The resulting 48-page document, delivered by DHI to the ACP in November of 2005, would be striking in its appearance to an experienced editor, or to a college professor on the lookout for "cut and paste" plagiarism by unethical students. Just by the various appearances of the different pages and sections, the "study of studies" appears to have been edited after issuance in its original form. Moreover, it has contradictions like a Section 5, which starts on its 33rd page, entitled "Further studies," many of which by their very nature involve testing and monitoring of what happens after a third set of locks is built and put into operation, yet, on its 31st page, in an inserted comment, states that "the analysis presented in [Delft's] Report F of mitigation schemes must be considered complete."
The dates cited for when said Report F and DHI's study of studies were submitted are also odd --- the latter is certified to have been delivered to the ACP on November 15, 2005. The former is dated April 2005, but stamped as received by the ACP on November 17, 2005. How is it that DHI could deliver any reasonable report on a study that wasn't delivered until two days later? The suspicion that this situation raises, along with the different page appearances and apparently incongruous comments within the DHI report, is that the ACP sent these documents back to their authors for more politically palatable revisions.
Everything is not always what it appears to be. There are many months to go before Panamanians will go to the polls to decide the fate of the Torrijos - Alemán Zubieta Plan. The ACP and the government will have their opportunities to explain the apparent discrepancies between their public statements on water quality issues and what the ACP-commissioned studies say. But the time when folks like the ACP's José Barrios Ng can get away with going before a public forum, denouncing those who criticize the Torrijos - Alemán Zubieta Plan "without having read it" and making purportedly patriotic appeals for people to "honor this army of Panamanians" who conducted the canal expansion studies by taking the government's word for things does seem to be over.
1. Madden Lake, up the Chagres River from the Canal, is a red herring with one possible exception. The caveat is that if the new locks make Gatun Lake water, which supplies the needs of about half of Panama's population through the Miraflores and Mount Hope water treatment plants, too salty for human consumption, then it may be cheaper to switch the water source to Madden Lake than to fit these water plants with desalinization equipment. In any case, this reporter has yet to find a study that talks about how the proposed new locks might affect Madden Lake or any tributary of that body of water or of Gatun Lake.

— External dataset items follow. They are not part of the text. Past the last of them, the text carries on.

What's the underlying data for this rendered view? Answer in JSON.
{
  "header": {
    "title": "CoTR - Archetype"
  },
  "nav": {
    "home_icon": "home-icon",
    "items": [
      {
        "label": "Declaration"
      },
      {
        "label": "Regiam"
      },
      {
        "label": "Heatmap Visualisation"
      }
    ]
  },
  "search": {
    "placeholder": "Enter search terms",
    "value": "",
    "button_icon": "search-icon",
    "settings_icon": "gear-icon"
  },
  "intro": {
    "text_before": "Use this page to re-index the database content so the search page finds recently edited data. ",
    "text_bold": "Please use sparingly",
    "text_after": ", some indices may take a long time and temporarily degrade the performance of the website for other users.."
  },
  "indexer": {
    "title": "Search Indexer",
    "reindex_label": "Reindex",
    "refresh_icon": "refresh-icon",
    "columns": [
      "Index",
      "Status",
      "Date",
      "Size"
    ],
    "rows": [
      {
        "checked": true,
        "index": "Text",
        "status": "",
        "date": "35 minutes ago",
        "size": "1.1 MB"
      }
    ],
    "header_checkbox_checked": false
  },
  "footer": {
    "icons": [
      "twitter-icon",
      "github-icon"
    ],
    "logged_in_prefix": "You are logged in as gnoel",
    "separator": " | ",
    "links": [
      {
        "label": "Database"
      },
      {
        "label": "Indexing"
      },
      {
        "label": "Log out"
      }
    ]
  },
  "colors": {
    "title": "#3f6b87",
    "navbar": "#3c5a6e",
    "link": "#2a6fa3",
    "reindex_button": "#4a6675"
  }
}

2. There are some 55,000 pages of studies, which have been posted on the Internet with an anarchic system of indexing to the extent that any such thing can be said to exist, and in long PDF formats that take longer to download than most people's computers and web connections can handle. Most of the pages are published in English, a language that most Panamanians do not read with any fluency. It's highly unlikely that President Torrijos or any member of his cabinet, any of the legislators who will consider the proposal or very many voters will actually read more than a tiny fraction of those 55,000 pages. This reporter, with help from some folks with fast computers, broadband Internet connections and almost unlimited time to download long documents, has read some 700-some pages, mostly concentrated on the issue of salt water infiltration into Gatun Lake via the new locks.